The FDA complies these side effect complaints and meets with manufacturers to discuss all side effects reported into the FDA. The FDA will determine if the reports are substantial enough to update the package insert. If it is determined that the drug in question or the class of drugs in question are indeed producing a known side effect, the specific drug and in rare instances the class of drugs will receive the PI update. By law, companies must send a Dear Dr. letter to all providers listing the specific change in the package insert. Representatives in the field have a two week time frame in which to follow up with providers, they carry addition letters with them to ensure the providers receive a copy of the change and answer questions as to the change. Providers can request additional information at that time on the change. This information is sent via medical affairs (not through field reps) by Board Certified physicians generally within their own specialty.
Vaccines are continually looked at for safety and necessity. Take for instance, polio vaccines. After roughly 1963, no one was given a polio vaccine or small pox vaccine. This is due to the fact that the WHO felt safe in determining that the disease had been eradicated and that the vaccine was no longer necessary. After that point, and as diseases became more understood, such as HPV, vaccines such as Gardasil were introduced. Patients with a family history of uterine cancer applaud the vaccine. Parents can determine if the vaccine is appropriate for their child or not. In our case, with an extensive family history of uterine cancer and all other forms of cancer, it was a given that our child would receive the vaccine.

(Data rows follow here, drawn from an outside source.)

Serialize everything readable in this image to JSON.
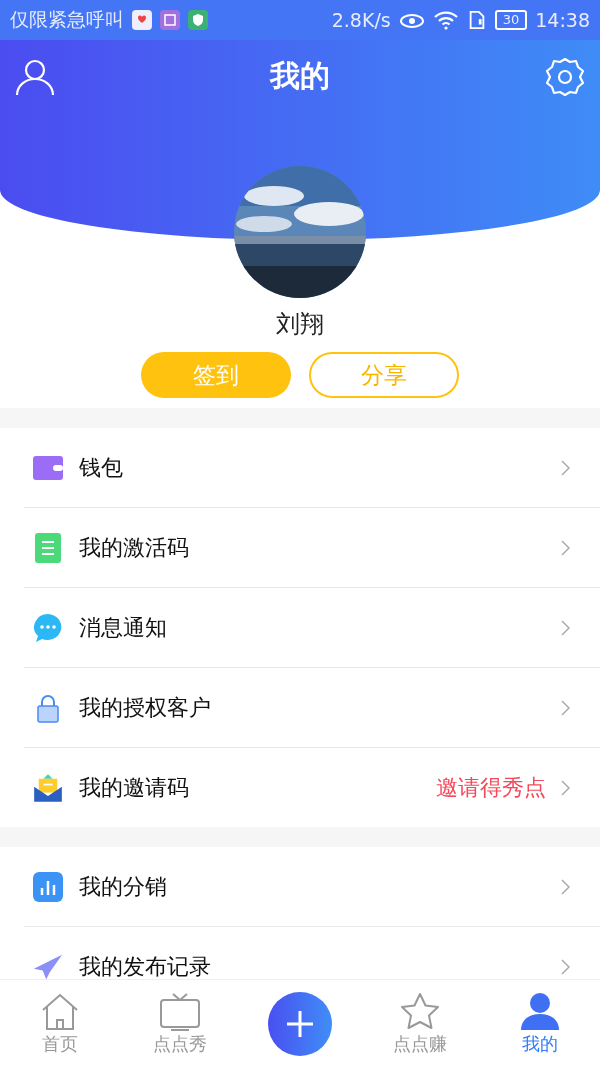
{
  "status_bar": {
    "carrier": "仅限紧急呼叫",
    "speed": "2.8K/s",
    "battery": "30",
    "time": "14:38"
  },
  "header": {
    "title": "我的"
  },
  "profile": {
    "name": "刘翔"
  },
  "actions": [
    {
      "label": "签到",
      "kind": "filled"
    },
    {
      "label": "分享",
      "kind": "outline"
    }
  ],
  "sections": [
    [
      {
        "label": "钱包",
        "kind": "wallet"
      },
      {
        "label": "我的激活码",
        "kind": "list"
      },
      {
        "label": "消息通知",
        "kind": "chat"
      },
      {
        "label": "我的授权客户",
        "kind": "lock"
      },
      {
        "label": "我的邀请码",
        "kind": "mail",
        "note": "邀请得秀点"
      }
    ],
    [
      {
        "label": "我的分销",
        "kind": "chart"
      },
      {
        "label": "我的发布记录",
        "kind": "plane"
      }
    ]
  ],
  "tabs": [
    {
      "label": "首页",
      "kind": "home",
      "selected": false
    },
    {
      "label": "点点秀",
      "kind": "tv",
      "selected": false
    },
    {
      "kind": "plus"
    },
    {
      "label": "点点赚",
      "kind": "star",
      "selected": false
    },
    {
      "label": "我的",
      "kind": "user",
      "selected": true
    }
  ]
}
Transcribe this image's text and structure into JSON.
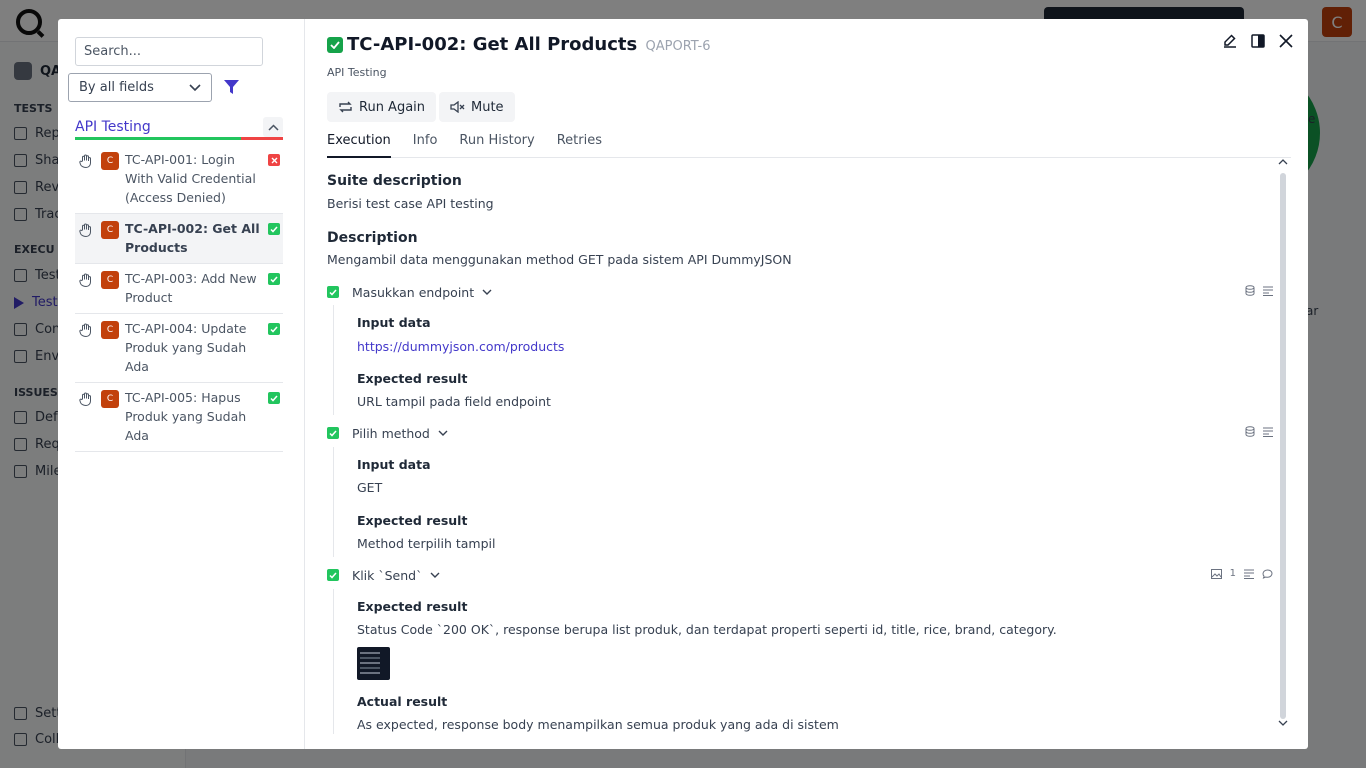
{
  "background": {
    "avatar_letter": "C",
    "sidebar_project": "QA",
    "sections": [
      {
        "label": "TESTS",
        "items": [
          "Rep",
          "Sha",
          "Revi",
          "Trac"
        ]
      },
      {
        "label": "EXECU",
        "items": [
          "Test",
          "Test",
          "Con",
          "Envi"
        ]
      },
      {
        "label": "ISSUES",
        "items": [
          "Defe",
          "Req",
          "Mile"
        ]
      }
    ],
    "footer_items": [
      "Sett",
      "Coll"
    ],
    "right_texts": [
      "e",
      "ar"
    ]
  },
  "left_panel": {
    "search_placeholder": "Search...",
    "filter_value": "By all fields",
    "suite_title": "API Testing",
    "progress": {
      "passed_fraction": 0.8,
      "failed_fraction": 0.2
    },
    "cases": [
      {
        "priority": "C",
        "name": "TC-API-001: Login With Valid Credential (Access Denied)",
        "status": "failed"
      },
      {
        "priority": "C",
        "name": "TC-API-002: Get All Products",
        "status": "passed",
        "selected": true
      },
      {
        "priority": "C",
        "name": "TC-API-003: Add New Product",
        "status": "passed"
      },
      {
        "priority": "C",
        "name": "TC-API-004: Update Produk yang Sudah Ada",
        "status": "passed"
      },
      {
        "priority": "C",
        "name": "TC-API-005: Hapus Produk yang Sudah Ada",
        "status": "passed"
      }
    ]
  },
  "detail": {
    "title": "TC-API-002: Get All Products",
    "key": "QAPORT-6",
    "suite": "API Testing",
    "buttons": {
      "run_again": "Run Again",
      "mute": "Mute"
    },
    "tabs": [
      "Execution",
      "Info",
      "Run History",
      "Retries"
    ],
    "suite_description_label": "Suite description",
    "suite_description": "Berisi test case API testing",
    "description_label": "Description",
    "description": "Mengambil data menggunakan method GET pada sistem API DummyJSON",
    "steps": [
      {
        "name": "Masukkan endpoint",
        "input_label": "Input data",
        "input": "https://dummyjson.com/products",
        "expected_label": "Expected result",
        "expected": "URL tampil pada field endpoint"
      },
      {
        "name": "Pilih method",
        "input_label": "Input data",
        "input": "GET",
        "expected_label": "Expected result",
        "expected": "Method terpilih tampil"
      },
      {
        "name": "Klik `Send`",
        "attachments_count": "1",
        "expected_label": "Expected result",
        "expected": "Status Code `200 OK`, response berupa list produk, dan terdapat properti seperti id, title, rice, brand, category.",
        "actual_label": "Actual result",
        "actual": "As expected, response body menampilkan semua produk yang ada di sistem"
      }
    ]
  },
  "colors": {
    "accent": "#4338ca",
    "passed": "#22c55e",
    "failed": "#ef4444",
    "priority": "#c2410c"
  }
}
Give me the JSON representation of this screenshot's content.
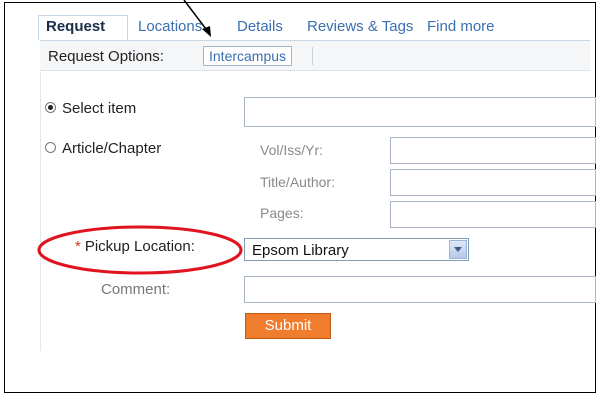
{
  "tabs": [
    {
      "label": "Request",
      "active": true
    },
    {
      "label": "Locations",
      "active": false
    },
    {
      "label": "Details",
      "active": false
    },
    {
      "label": "Reviews & Tags",
      "active": false
    },
    {
      "label": "Find more",
      "active": false
    }
  ],
  "request_options": {
    "label": "Request Options:",
    "button_label": "Intercampus"
  },
  "form": {
    "select_item_label": "Select item",
    "article_chapter_label": "Article/Chapter",
    "vol_iss_yr_label": "Vol/Iss/Yr:",
    "title_author_label": "Title/Author:",
    "pages_label": "Pages:",
    "pickup_location_label": "Pickup Location:",
    "required_marker": "*",
    "pickup_location_value": "Epsom Library",
    "comment_label": "Comment:",
    "submit_label": "Submit",
    "selected_radio": "select_item"
  },
  "colors": {
    "active_tab": "#1c2d4a",
    "tab_link": "#3a6fb0",
    "submit_button": "#f07c2e",
    "required_marker": "#c43b1d",
    "annotation_circle": "#e0141e",
    "annotation_arrow": "#000000"
  },
  "icons": {
    "dropdown": "chevron-down-icon",
    "annotation_arrow": "arrow-icon"
  }
}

To date because the process works so well, numerous drugs have been pulled from the market, or given limited distribution approval due to the process. COX-2 inhibitors are one example of this safety procedure. Tysabri is another. In the case of Tysabri patient advocates lobbied the FDA to bring the drug back on a limited distribution. Patients who had done very well on the drug and had no other options explained that the drugs was their only life line and explained that they understood the risks and would sign waivers to that effect.
On that note, please keep in mind that that a drug used in one disease often does not have the same side effects as in another disease. Tysabri is one of those drugs. In MS which is a demyelinating disease, reports came in that some patients went through rapid demyelination. Was it the drug for the disease? This same drug used in Crohns patients has seen no demyelinating in patients, most likely due to the fact that Crohn's is not a demyelinating disease. Is it the drug or the disease? Maybe it is both. That is what medical records submissions and PhD scientists at the FDA look at to determine if a drugs needs to be updated, restricted or pulled.
I hope that you publish this response. It is important that people understand the process of side effect reporting and the seriousness of reporting.